The Montessori Three Period Lesson
Dictionary
There’s a tool we use almost constantly in the classroom. In fact, we all use it, all the time! It’s something called a Three Period Lesson, and it’s essentially how we all learn language.
There are three different periods, or stages.
First, we Name something.
Second, we Recognize it.
Third, we Identify it.
In the classroom, it’s how we present a child with new vocabulary. For instance, once a child has mastered building the Pink Tower or pairing Color Tablets, we’ll introduce appropriate language — large and small, red, yellow, blue, etc.

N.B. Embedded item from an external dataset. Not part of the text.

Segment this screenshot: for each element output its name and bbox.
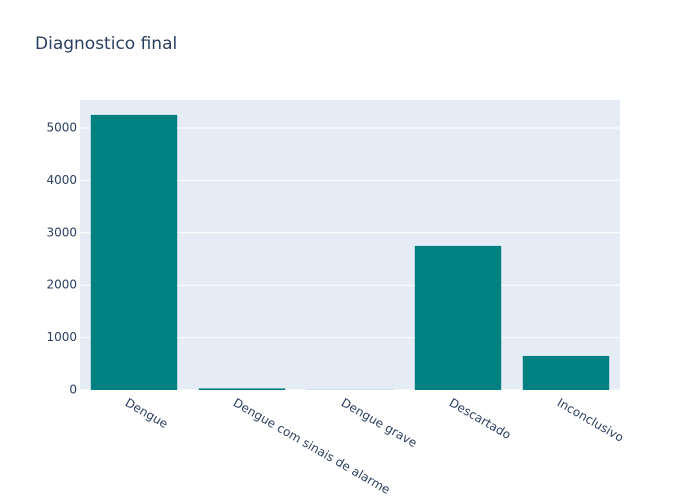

We introduce Sandpaper Letters this way. Let’s think of things that start with “mmm.” Mmmmom, mmmmusic, mmmmath… this is “mmm.” We’ll show the child the letter, as well as how to trace it. (We use sounds rather than letter names when beginning literacy with a young child. This post outlines the Montessori path to literacy, and this one is all about Sandpaper Letters.)
This is the “naming” stage, the first stage.

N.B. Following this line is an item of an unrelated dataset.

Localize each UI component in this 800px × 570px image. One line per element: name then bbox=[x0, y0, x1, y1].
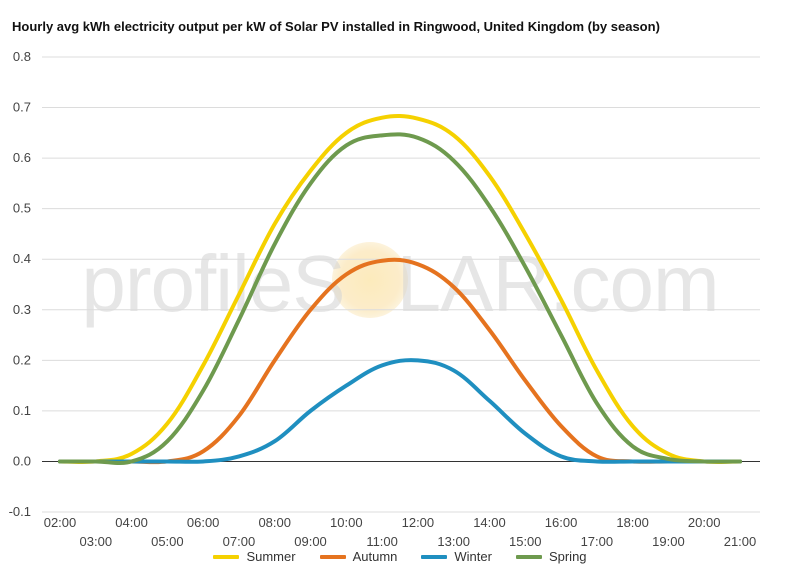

Then, we’ll play a game. Touch red. Trace t. Give me a larger cube.
It’s natural to make mistakes. A child is still learning! That one is i; this is f. Trace f. Oh, this one is smaller, can you bring me one that is larger? Lovely, you did it! This is the recognizing stage, the second stage.
Finally, what’s this? Yep, pink! What’s this? You’re right, that is an acute-angled isosceles triangle. Now this language belongs to the child.

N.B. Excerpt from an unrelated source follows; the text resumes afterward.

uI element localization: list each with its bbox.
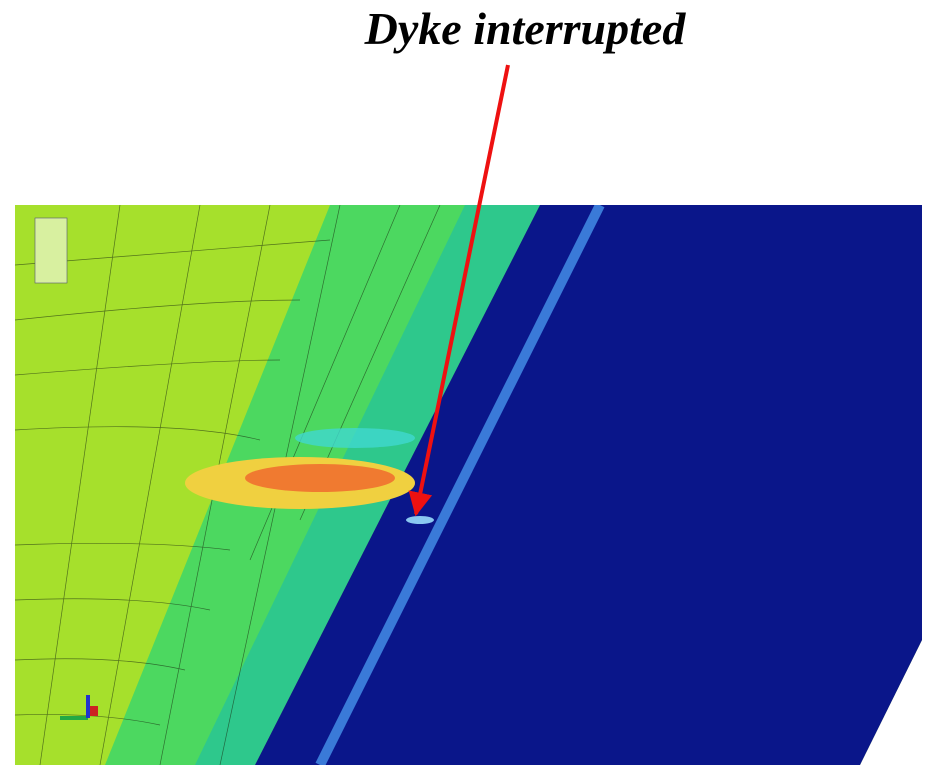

We don’t need an official time, to sit down together to learn vocabulary. Children are constantly using new vocabulary, and they’re using these same steps to learn new words.
We talk about things all the time with and around children, and they’re constantly absorbing everything we say. They’re using contextual clues to put the mystery together. “Could you please pass the salt?” Okay, the other person picks up that thing, hands it over. Got it — that’s salt. “It’s time for bed!” We walk to this room together. Got it — this is bed. This is that naming stage, except rather than just a few pieces of language, specialized around a certain quality or subject, a child is attaching meaning to everything, all the time. Woah.
Again, we play a game, but we don’t always realize that’s what we’re doing. “It’s time for bed!” and a toddler walks to the bedroom. “Where’s your milk?” perhaps asked rhetorically, and they gesture to a fallen sippy cup. This is when we can sometimes be surprised that a child is making connections, has attached to language we didn’t realize they knew.
Finally, there’s “use.” Babbling or actual words to talk to or about an object, person, quality.
“Go to mama” again and again and again quickly leads to outstretched arms to the proper adult, and after what might be a million years, the sweetest “mama” ears have ever heard. We figure out pretty quickly that getting the right sounds in the right order gets us what we want, whether it’s glee from our favorite people or a sought-after object.
This lasts far beyond toddlerhood. As long as we’re learning language, we’re hearing new words, we’re using the skills at our disposal to attach meaning, whether that be contextual clues or a quick internet search, and then we’re using those words. If it’s water or help, or chemistry vocabulary, or required occupational jargon, or a different language than the one we grew up using, these three stages are constantly being used, at every stage of our lives.
It’s not a Montessori invention, merely a Montessori name and a classroom tool for a very human experience.